Was am Bewerber:innen Markt jedoch Tatsache ist:

Über das Ziel hinausschießen – Komplizierte Bewerbungsprozesse

Die Bewerbungsprozesse werden teilweise als langwierig und umständlich beschrieben, lange Fragebögen mit bis zu 50 Fragen, Arbeitsproben und Analysen sollen ausgefüllt werden, Case Studies erarbeitet und Business Pläne dargelegt werden. Es wirkt, als ob das Unternehmen bewertet, ob man „gut genug ist“ dort zu arbeiten. Das ist nicht mehr zeitgemäß. Niemand will heutzutage „bewertet“ werden und es führt zu einem Verlust der Augenhöhe.

Wir empfehlen die Frage „Was soll eingeschätzt werden?“ vorab zu klären. Oft ist die Bewerbung eine Prüfungssituation mit Abfrage und viele interessieren sich nicht wirklich für die Zugänge zu den Themen in der neuen Rolle und dem Know-How des/der Kandidat:in.

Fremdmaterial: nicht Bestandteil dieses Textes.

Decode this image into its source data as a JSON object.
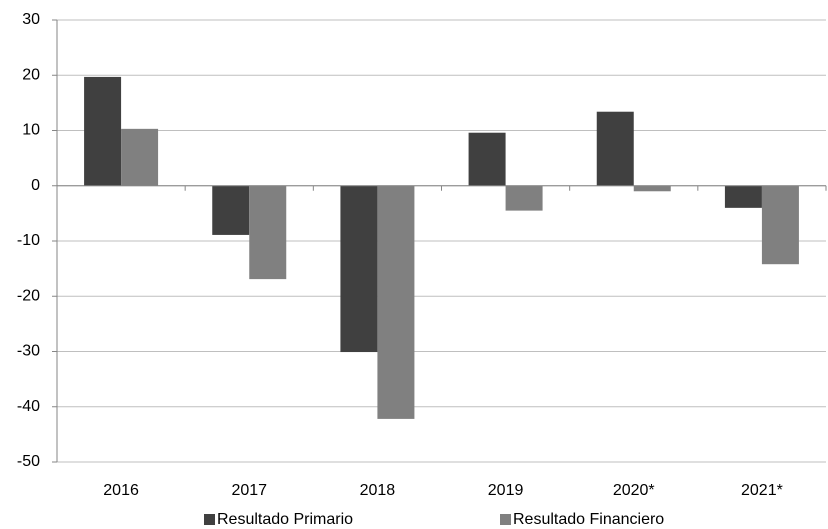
{
  "chart_data": {
    "type": "bar",
    "categories": [
      "2016",
      "2017",
      "2018",
      "2019",
      "2020*",
      "2021*"
    ],
    "series": [
      {
        "name": "Resultado Primario",
        "color": "#404040",
        "values": [
          19.7,
          -8.9,
          -30.1,
          9.6,
          13.4,
          -4.0
        ]
      },
      {
        "name": "Resultado Financiero",
        "color": "#808080",
        "values": [
          10.3,
          -16.9,
          -42.2,
          -4.5,
          -1.0,
          -14.2
        ]
      }
    ],
    "ylim": [
      -50,
      30
    ],
    "yticks": [
      -50,
      -40,
      -30,
      -20,
      -10,
      0,
      10,
      20,
      30
    ],
    "grid": true
  }
}
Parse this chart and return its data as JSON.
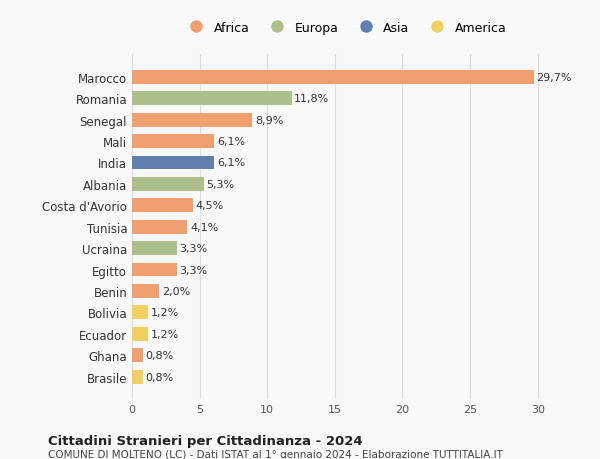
{
  "categories": [
    "Brasile",
    "Ghana",
    "Ecuador",
    "Bolivia",
    "Benin",
    "Egitto",
    "Ucraina",
    "Tunisia",
    "Costa d'Avorio",
    "Albania",
    "India",
    "Mali",
    "Senegal",
    "Romania",
    "Marocco"
  ],
  "values": [
    0.8,
    0.8,
    1.2,
    1.2,
    2.0,
    3.3,
    3.3,
    4.1,
    4.5,
    5.3,
    6.1,
    6.1,
    8.9,
    11.8,
    29.7
  ],
  "labels": [
    "0,8%",
    "0,8%",
    "1,2%",
    "1,2%",
    "2,0%",
    "3,3%",
    "3,3%",
    "4,1%",
    "4,5%",
    "5,3%",
    "6,1%",
    "6,1%",
    "8,9%",
    "11,8%",
    "29,7%"
  ],
  "continents": [
    "America",
    "Africa",
    "America",
    "America",
    "Africa",
    "Africa",
    "Europa",
    "Africa",
    "Africa",
    "Europa",
    "Asia",
    "Africa",
    "Africa",
    "Europa",
    "Africa"
  ],
  "colors": {
    "Africa": "#F0A070",
    "Europa": "#ADBF8A",
    "Asia": "#6080B0",
    "America": "#F0D060"
  },
  "legend_order": [
    "Africa",
    "Europa",
    "Asia",
    "America"
  ],
  "legend_colors": {
    "Africa": "#F0A070",
    "Europa": "#ADBF8A",
    "Asia": "#6080B0",
    "America": "#F0D060"
  },
  "title": "Cittadini Stranieri per Cittadinanza - 2024",
  "subtitle": "COMUNE DI MOLTENO (LC) - Dati ISTAT al 1° gennaio 2024 - Elaborazione TUTTITALIA.IT",
  "xlim": [
    0,
    31.5
  ],
  "xticks": [
    0,
    5,
    10,
    15,
    20,
    25,
    30
  ],
  "background_color": "#f9f9f9",
  "grid_color": "#dddddd"
}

Diese Bewerbungsbögen neben einem Vollzeit-Job zu beantworten, erscheint vielen als „too much“ bzw. unmöglich. Oft hören wir als Personalberater auch die Sorge heraus, dass diese Business Pläne oder erarbeiteten Case Studies später für die Eigenvermarktung des Unternehmens herangezogen werden, Ideen „gestohlen“,  Wissen „abgesaugt wird“, aber kein Job vergeben wird. Und auch „Zukunftsmusik“ wie „Wie würde Ihre zukünftige HR-Organisation aussehen“ „Wie viele Head Counts brauchen Sie“ – all das hat nichts mit der fachlichen Erfahrung und den Erwartungen an die Aufgabe zu tun. So eine Ferndiagnose ist unseriös und ohne genaues Kennen des Unternehmens auch nicht beantwortbar.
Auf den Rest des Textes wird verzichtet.